Neighbouring Brook House was Sedgley Old Hall. The hall was made a ruin by a fire in 1902 , whilst being subdivided into two semi-detached houses. The story of Lawrence Fort's death at the hall in 1837 stood the test of time and led to reports that during the darker hours, lights had been seen at one of the few remaining windows of the ruin. The lit room being the water closet where Lawrence had been found collapsed on the floor.
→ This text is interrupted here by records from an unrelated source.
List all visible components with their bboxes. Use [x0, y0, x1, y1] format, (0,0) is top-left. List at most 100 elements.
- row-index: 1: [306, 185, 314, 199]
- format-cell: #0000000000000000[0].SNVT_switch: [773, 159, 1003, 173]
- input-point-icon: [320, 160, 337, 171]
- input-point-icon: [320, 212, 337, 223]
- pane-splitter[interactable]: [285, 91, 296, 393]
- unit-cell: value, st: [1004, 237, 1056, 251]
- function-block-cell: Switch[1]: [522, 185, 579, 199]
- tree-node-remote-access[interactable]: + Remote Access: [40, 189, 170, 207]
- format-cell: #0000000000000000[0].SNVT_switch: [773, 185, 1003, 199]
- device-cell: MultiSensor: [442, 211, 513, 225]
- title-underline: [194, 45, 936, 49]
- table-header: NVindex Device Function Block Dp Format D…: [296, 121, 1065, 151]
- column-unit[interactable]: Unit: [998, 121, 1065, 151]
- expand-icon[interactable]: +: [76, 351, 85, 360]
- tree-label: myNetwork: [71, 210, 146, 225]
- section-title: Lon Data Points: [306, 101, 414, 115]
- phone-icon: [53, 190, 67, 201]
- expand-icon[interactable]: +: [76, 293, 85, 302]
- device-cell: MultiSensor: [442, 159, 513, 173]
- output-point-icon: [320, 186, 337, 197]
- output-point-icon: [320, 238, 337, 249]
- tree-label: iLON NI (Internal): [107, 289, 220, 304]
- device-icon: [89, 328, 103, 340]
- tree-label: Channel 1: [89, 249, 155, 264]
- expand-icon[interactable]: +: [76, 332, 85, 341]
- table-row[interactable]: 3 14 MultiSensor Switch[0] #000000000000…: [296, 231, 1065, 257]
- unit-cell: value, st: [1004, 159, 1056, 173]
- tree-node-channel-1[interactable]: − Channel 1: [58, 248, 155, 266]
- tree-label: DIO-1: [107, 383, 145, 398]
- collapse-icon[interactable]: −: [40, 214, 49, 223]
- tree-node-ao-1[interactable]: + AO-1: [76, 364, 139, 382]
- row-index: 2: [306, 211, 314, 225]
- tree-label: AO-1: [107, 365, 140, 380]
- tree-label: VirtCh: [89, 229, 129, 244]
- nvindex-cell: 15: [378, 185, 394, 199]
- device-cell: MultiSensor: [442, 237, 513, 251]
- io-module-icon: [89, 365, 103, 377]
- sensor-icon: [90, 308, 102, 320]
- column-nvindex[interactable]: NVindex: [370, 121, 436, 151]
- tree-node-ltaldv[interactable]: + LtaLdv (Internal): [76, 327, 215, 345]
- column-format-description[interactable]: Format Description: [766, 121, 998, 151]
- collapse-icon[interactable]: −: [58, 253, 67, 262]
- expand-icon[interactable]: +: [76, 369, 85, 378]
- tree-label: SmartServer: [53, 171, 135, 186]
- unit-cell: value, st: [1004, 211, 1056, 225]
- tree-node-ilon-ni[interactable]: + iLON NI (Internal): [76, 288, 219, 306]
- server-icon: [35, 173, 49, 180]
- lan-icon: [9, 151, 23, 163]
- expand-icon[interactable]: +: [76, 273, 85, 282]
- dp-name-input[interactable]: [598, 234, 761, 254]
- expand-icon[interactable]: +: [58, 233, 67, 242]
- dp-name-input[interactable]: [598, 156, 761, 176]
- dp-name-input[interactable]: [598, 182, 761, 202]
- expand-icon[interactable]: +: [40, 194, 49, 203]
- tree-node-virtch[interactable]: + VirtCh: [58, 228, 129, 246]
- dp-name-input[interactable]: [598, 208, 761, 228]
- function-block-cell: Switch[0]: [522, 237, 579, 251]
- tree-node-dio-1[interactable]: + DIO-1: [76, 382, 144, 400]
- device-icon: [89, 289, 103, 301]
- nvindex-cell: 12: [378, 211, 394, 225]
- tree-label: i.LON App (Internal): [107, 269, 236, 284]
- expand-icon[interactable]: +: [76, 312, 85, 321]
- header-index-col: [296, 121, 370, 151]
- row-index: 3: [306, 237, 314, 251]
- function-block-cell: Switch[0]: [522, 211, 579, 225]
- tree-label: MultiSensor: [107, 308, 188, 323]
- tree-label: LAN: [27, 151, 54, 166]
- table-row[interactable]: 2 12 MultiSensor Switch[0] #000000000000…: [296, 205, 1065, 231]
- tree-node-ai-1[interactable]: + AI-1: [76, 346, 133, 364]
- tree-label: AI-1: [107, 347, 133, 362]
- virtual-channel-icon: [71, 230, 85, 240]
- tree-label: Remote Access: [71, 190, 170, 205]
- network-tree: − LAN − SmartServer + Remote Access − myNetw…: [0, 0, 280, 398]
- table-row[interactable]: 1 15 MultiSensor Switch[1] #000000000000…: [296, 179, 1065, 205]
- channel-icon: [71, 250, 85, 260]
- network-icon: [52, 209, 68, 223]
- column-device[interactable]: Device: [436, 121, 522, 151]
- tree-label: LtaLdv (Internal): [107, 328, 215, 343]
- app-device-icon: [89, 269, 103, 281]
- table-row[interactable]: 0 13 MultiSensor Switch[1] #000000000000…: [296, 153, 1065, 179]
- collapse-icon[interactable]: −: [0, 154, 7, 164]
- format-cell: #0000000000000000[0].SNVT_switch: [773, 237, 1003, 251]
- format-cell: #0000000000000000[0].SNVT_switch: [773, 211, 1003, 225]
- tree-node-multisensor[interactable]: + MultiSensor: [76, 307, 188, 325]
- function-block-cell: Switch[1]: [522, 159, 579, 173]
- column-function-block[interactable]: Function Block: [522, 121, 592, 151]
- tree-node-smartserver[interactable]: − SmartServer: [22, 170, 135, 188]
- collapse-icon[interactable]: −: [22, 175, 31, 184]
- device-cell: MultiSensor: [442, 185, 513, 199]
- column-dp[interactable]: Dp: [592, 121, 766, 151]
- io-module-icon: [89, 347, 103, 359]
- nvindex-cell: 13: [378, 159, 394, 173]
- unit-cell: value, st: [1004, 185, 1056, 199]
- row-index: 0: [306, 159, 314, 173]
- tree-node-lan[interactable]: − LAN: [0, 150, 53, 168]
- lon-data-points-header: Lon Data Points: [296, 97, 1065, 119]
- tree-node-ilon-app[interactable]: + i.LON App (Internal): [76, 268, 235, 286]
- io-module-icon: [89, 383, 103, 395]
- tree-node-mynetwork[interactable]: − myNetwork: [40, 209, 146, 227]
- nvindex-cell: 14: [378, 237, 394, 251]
James Melvill retired to Shrewsbury in 1904, perhaps scared away by the ghostly events next door, and concentrated his efforts on purchasing the plant and shell collections of others. However, he did publish the Flora of Prestwich (1905) which appears in History and traditions of Prestwich by W. Nicholls.

He was made an honorary Doctor of Sciences (D.Sc.) by Manchester University in 1908 and resumed his directorship of Dewhurst when his sons and other staff enlisted during the First World War.

DR. James Cosmo Melvill, of Meole Brace Hall, Shrewsbury, died on Nov. 4 1929. Melvill's collection consisted of over 22,500 species, including an extensive entomological collection of British butterflies, wasps, flies, and dragonflies. One of the two largest private collections ever assembled. Some of his grasses & Ferns are kept by the National Museum of Wales, The Manchester Herbarium also contains contributions from Melvill's collection which included specimens collected by Darwin and Linnaeus, his collection was said to cover three-quarters of the known plants in the world.

The rein orchid variety "Habenaria melvillii" was botanically named for him and several algae also carry the name of melvilii.